Current state of OS X AMD OpenCL drivers
For Apple’s OS X the situation is a bit different but generally comparable.
OpenCL Blender / Cycles roadmap:
- Improve texture lookup / interpolation, we are currently doing our own interpolation and lookup on platforms that provide enough textures we could switch to using that instead.
- Implement device fission. This would be good especially when the user does not have a dedicated GPU/accelerator.
- Use more OpenCL 1.2 features. Nvidia’s opencl is still at 1.1 but it is not a serious target due to CUDA being better there anyway.
OpenCL in blender outside of cycles
Cycles is not the only area in blender that benefits or can benefit from OpenCL acceleration. The blender compositor also optionally uses OpenCL on some operations and there are plans to increase its usage. Physics simulation and especially Bullet also offer chances to use more OpenCL.

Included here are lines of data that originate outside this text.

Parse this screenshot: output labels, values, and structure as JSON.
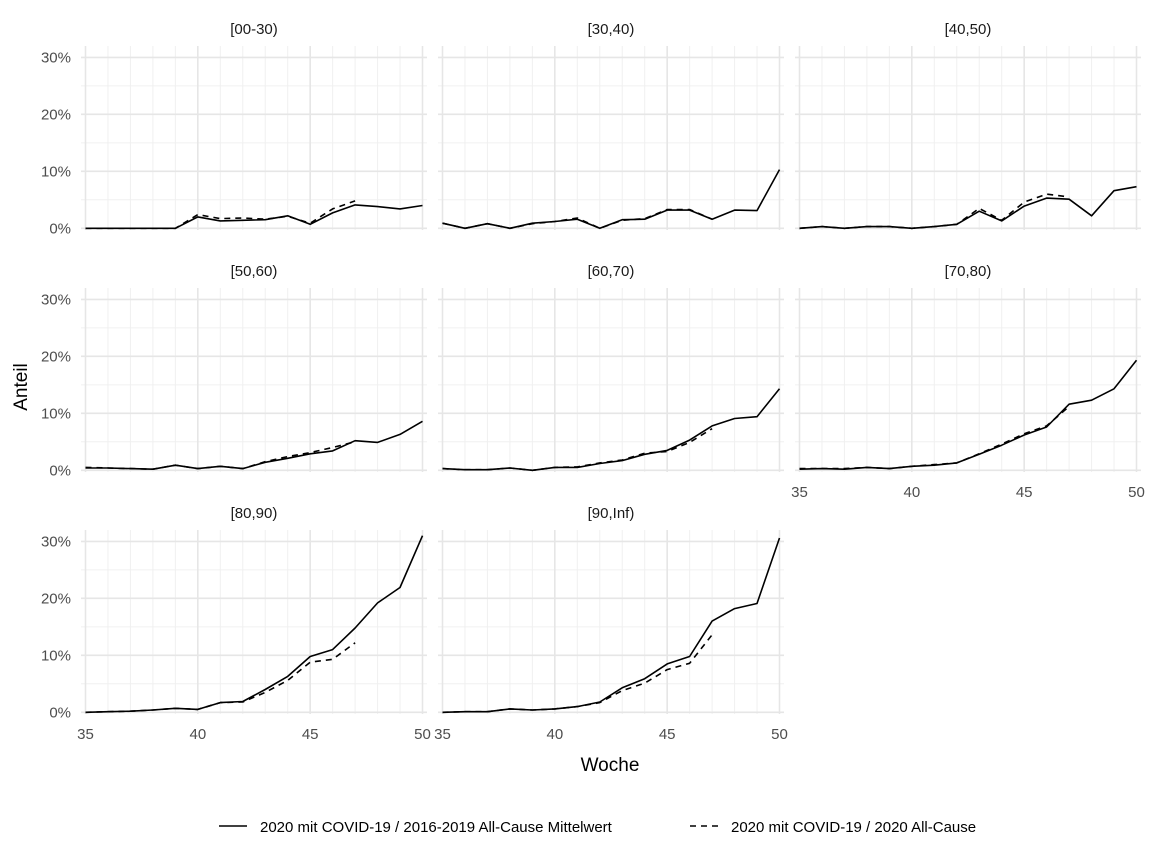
{
  "chart_data": {
    "type": "line",
    "facet": true,
    "xlabel": "Woche",
    "ylabel": "Anteil",
    "xlim": [
      34.8,
      50.2
    ],
    "ylim": [
      -0.3,
      32.0
    ],
    "x_ticks": [
      35,
      40,
      45,
      50
    ],
    "y_ticks": [
      0,
      10,
      20,
      30
    ],
    "y_tick_labels": [
      "0%",
      "10%",
      "20%",
      "30%"
    ],
    "legend_position": "bottom",
    "series_styles": [
      "solid",
      "dashed"
    ],
    "legend": [
      {
        "label": "2020 mit COVID-19 / 2016-2019 All-Cause Mittelwert",
        "style": "solid"
      },
      {
        "label": "2020 mit COVID-19 / 2020 All-Cause",
        "style": "dashed"
      }
    ],
    "panels": [
      {
        "title": "[00-30)",
        "series": [
          {
            "x": [
              35,
              36,
              37,
              38,
              39,
              40,
              41,
              42,
              43,
              44,
              45,
              46,
              47,
              48,
              49,
              50
            ],
            "y": [
              0,
              0,
              0,
              0,
              0,
              2.0,
              1.3,
              1.4,
              1.5,
              2.2,
              0.7,
              2.7,
              4.1,
              3.8,
              3.4,
              4.0
            ]
          },
          {
            "x": [
              35,
              36,
              37,
              38,
              39,
              40,
              41,
              42,
              43,
              44,
              45,
              46,
              47
            ],
            "y": [
              0,
              0,
              0,
              0,
              0,
              2.4,
              1.7,
              1.8,
              1.6,
              2.1,
              0.9,
              3.4,
              4.8
            ]
          }
        ]
      },
      {
        "title": "[30,40)",
        "series": [
          {
            "x": [
              35,
              36,
              37,
              38,
              39,
              40,
              41,
              42,
              43,
              44,
              45,
              46,
              47,
              48,
              49,
              50
            ],
            "y": [
              0.9,
              0,
              0.8,
              0,
              0.9,
              1.2,
              1.6,
              0,
              1.5,
              1.6,
              3.2,
              3.2,
              1.6,
              3.2,
              3.1,
              10.3
            ]
          },
          {
            "x": [
              35,
              36,
              37,
              38,
              39,
              40,
              41,
              42,
              43,
              44,
              45,
              46,
              47
            ],
            "y": [
              0.9,
              0,
              0.8,
              0,
              0.8,
              1.2,
              1.8,
              0,
              1.4,
              1.7,
              3.3,
              3.3,
              1.6
            ]
          }
        ]
      },
      {
        "title": "[40,50)",
        "series": [
          {
            "x": [
              35,
              36,
              37,
              38,
              39,
              40,
              41,
              42,
              43,
              44,
              45,
              46,
              47,
              48,
              49,
              50
            ],
            "y": [
              0,
              0.3,
              0,
              0.3,
              0.3,
              0,
              0.3,
              0.7,
              3.0,
              1.3,
              3.9,
              5.3,
              5.1,
              2.2,
              6.6,
              7.3
            ]
          },
          {
            "x": [
              35,
              36,
              37,
              38,
              39,
              40,
              41,
              42,
              43,
              44,
              45,
              46,
              47
            ],
            "y": [
              0,
              0.3,
              0,
              0.3,
              0.3,
              0,
              0.3,
              0.7,
              3.5,
              1.4,
              4.6,
              6.0,
              5.5
            ]
          }
        ]
      },
      {
        "title": "[50,60)",
        "series": [
          {
            "x": [
              35,
              36,
              37,
              38,
              39,
              40,
              41,
              42,
              43,
              44,
              45,
              46,
              47,
              48,
              49,
              50
            ],
            "y": [
              0.4,
              0.4,
              0.3,
              0.2,
              0.9,
              0.3,
              0.7,
              0.3,
              1.4,
              2.1,
              2.9,
              3.4,
              5.2,
              4.9,
              6.3,
              8.6
            ]
          },
          {
            "x": [
              35,
              36,
              37,
              38,
              39,
              40,
              41,
              42,
              43,
              44,
              45,
              46,
              47
            ],
            "y": [
              0.5,
              0.4,
              0.3,
              0.2,
              0.9,
              0.3,
              0.7,
              0.3,
              1.5,
              2.4,
              3.1,
              4.0,
              5.0
            ]
          }
        ]
      },
      {
        "title": "[60,70)",
        "series": [
          {
            "x": [
              35,
              36,
              37,
              38,
              39,
              40,
              41,
              42,
              43,
              44,
              45,
              46,
              47,
              48,
              49,
              50
            ],
            "y": [
              0.3,
              0.1,
              0.1,
              0.4,
              0,
              0.5,
              0.5,
              1.2,
              1.7,
              2.8,
              3.5,
              5.3,
              7.8,
              9.1,
              9.4,
              14.3
            ]
          },
          {
            "x": [
              35,
              36,
              37,
              38,
              39,
              40,
              41,
              42,
              43,
              44,
              45,
              46,
              47
            ],
            "y": [
              0.3,
              0.1,
              0.1,
              0.4,
              0,
              0.5,
              0.6,
              1.3,
              1.8,
              3.0,
              3.3,
              4.9,
              7.3
            ]
          }
        ]
      },
      {
        "title": "[70,80)",
        "series": [
          {
            "x": [
              35,
              36,
              37,
              38,
              39,
              40,
              41,
              42,
              43,
              44,
              45,
              46,
              47,
              48,
              49,
              50
            ],
            "y": [
              0.2,
              0.3,
              0.2,
              0.5,
              0.3,
              0.7,
              0.9,
              1.3,
              2.8,
              4.4,
              6.2,
              7.6,
              11.6,
              12.3,
              14.3,
              19.3
            ]
          },
          {
            "x": [
              35,
              36,
              37,
              38,
              39,
              40,
              41,
              42,
              43,
              44,
              45,
              46,
              47
            ],
            "y": [
              0.3,
              0.3,
              0.3,
              0.5,
              0.3,
              0.7,
              1.0,
              1.3,
              2.9,
              4.6,
              6.4,
              7.8,
              11.2
            ]
          }
        ]
      },
      {
        "title": "[80,90)",
        "series": [
          {
            "x": [
              35,
              36,
              37,
              38,
              39,
              40,
              41,
              42,
              43,
              44,
              45,
              46,
              47,
              48,
              49,
              50
            ],
            "y": [
              0,
              0.1,
              0.2,
              0.4,
              0.7,
              0.5,
              1.7,
              1.9,
              4.0,
              6.3,
              9.8,
              11.0,
              14.8,
              19.2,
              21.9,
              31.0
            ]
          },
          {
            "x": [
              35,
              36,
              37,
              38,
              39,
              40,
              41,
              42,
              43,
              44,
              45,
              46,
              47
            ],
            "y": [
              0,
              0.1,
              0.2,
              0.4,
              0.7,
              0.5,
              1.7,
              1.8,
              3.5,
              5.6,
              8.8,
              9.3,
              12.2
            ]
          }
        ]
      },
      {
        "title": "[90,Inf)",
        "series": [
          {
            "x": [
              35,
              36,
              37,
              38,
              39,
              40,
              41,
              42,
              43,
              44,
              45,
              46,
              47,
              48,
              49,
              50
            ],
            "y": [
              0,
              0.1,
              0.1,
              0.6,
              0.4,
              0.6,
              1.0,
              1.8,
              4.3,
              5.9,
              8.5,
              9.8,
              16.0,
              18.2,
              19.1,
              30.6
            ]
          },
          {
            "x": [
              35,
              36,
              37,
              38,
              39,
              40,
              41,
              42,
              43,
              44,
              45,
              46,
              47
            ],
            "y": [
              0,
              0.1,
              0.1,
              0.6,
              0.4,
              0.6,
              1.0,
              1.7,
              3.8,
              5.1,
              7.5,
              8.6,
              13.6
            ]
          }
        ]
      }
    ]
  }
}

As a technology OpenCL aligns very well with graphics and as a result with blender. Our mission reads “We want to build a free and open source complete 3D creation pipeline for artists and small teams.”. Affordable high performance GPGPU products like AMD discrete graphics cards and APU’s fit really well with that. Now lets make that happen.
Q & A:
Q: Why only talk about AMD’s OpenCL? There are a lot of other implementations out there.
A: While this is true there is no real user visible benefit to using these. On Nvidia hardware cuda outperforms OpenCL and they are stuck on OpenCL 1.1. Intel GPU’s are getting more powerful but are not a good target yet and CPU based opencl provides little or no benefit over CPU based cycles.

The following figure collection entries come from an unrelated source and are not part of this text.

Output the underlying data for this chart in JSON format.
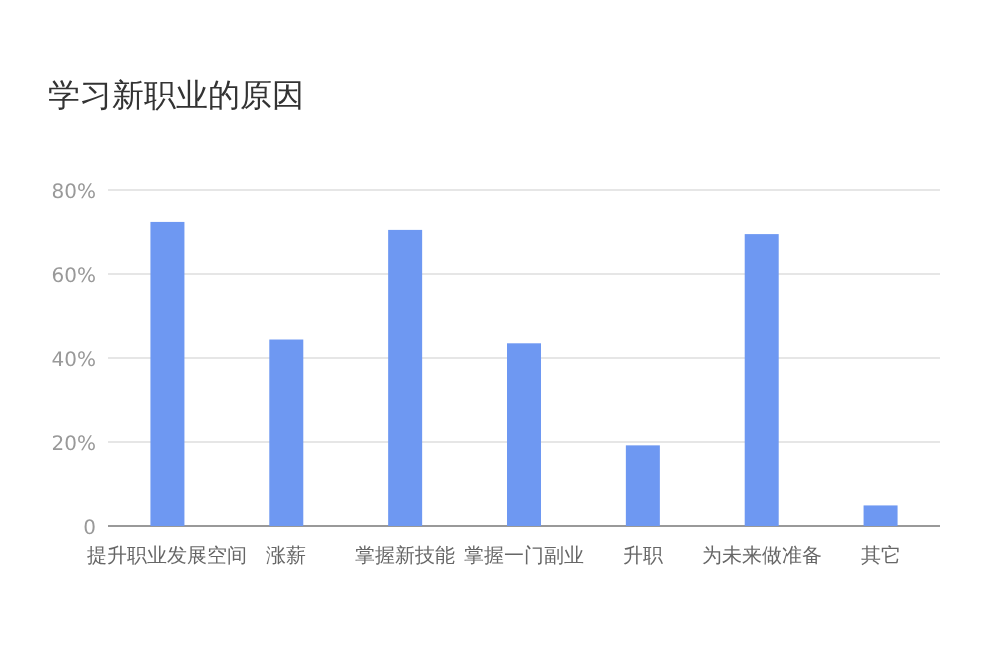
{
  "chart_data": {
    "type": "bar",
    "title": "学习新职业的原因",
    "categories": [
      "提升职业发展空间",
      "涨薪",
      "掌握新技能",
      "掌握一门副业",
      "升职",
      "为未来做准备",
      "其它"
    ],
    "values": [
      72.4,
      44.4,
      70.5,
      43.5,
      19.2,
      69.5,
      4.9
    ],
    "color": "#6e98f2",
    "ylim": [
      0,
      80
    ],
    "yticks": [
      0,
      {
        "value": 20,
        "label": "20%"
      },
      {
        "value": 40,
        "label": "40%"
      },
      {
        "value": 60,
        "label": "60%"
      },
      {
        "value": 80,
        "label": "80%"
      }
    ],
    "grid": "y"
  }
}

Q: Why don’t you just split up cycles so it can run better on AMD hardware?
A: While this would likely help it is not a trivial matter to split up cycles in this way. Also it is not clear that it is going to help and how much. As a resource constrained open-source project this will most likely not be a top priority
Q: There seem to be things that blender can do to make things better why point to AMD for this ?

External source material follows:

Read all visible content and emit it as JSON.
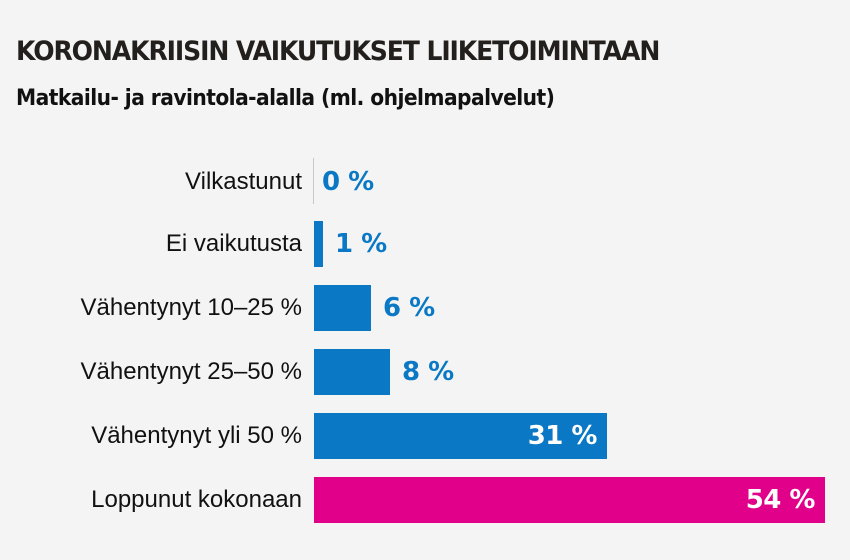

A: While it is absolutely true that cycles could be made to run better on any and all other OpenCL implementations but there is no compelling user visible reason to do so. Making it run better on Nvidia’s OpenCL is of no use as we have CUDA there. Making it better on AMD’s or Intel’s CPU based OpenCL implementations is no real use as we have a compiled C++ kernel on those platforms.
Q: What about Luxrender, Why does that not have a problem running on AMD's GPU's ?
A: While it is true that luxrender does run ( and it has excellent performance on AMD's hardware) it is not by accident. It is my understanding that luxrender is developed targeting the AMD OpenCL runtime and as a result keeps within the limits it imposes. The cycles kernel is a valid OpenCL program but not all OpenCL implementations can compile and run valid programs. One could attribute this to hardware insufficiencies and while this might be true for AMD's VLIW4 architecture and maybe for Intel's Iris and AMD's GCN architecture should be able to support the kernels the size of cycles. According the the AMD GCN ISA docs it should be possible ""The SALU also can perform operations directly on the Program Counter, allowing the program to create a call stack in SGPRs"" to have proper function calls and thus run (maybe slowly) large programs.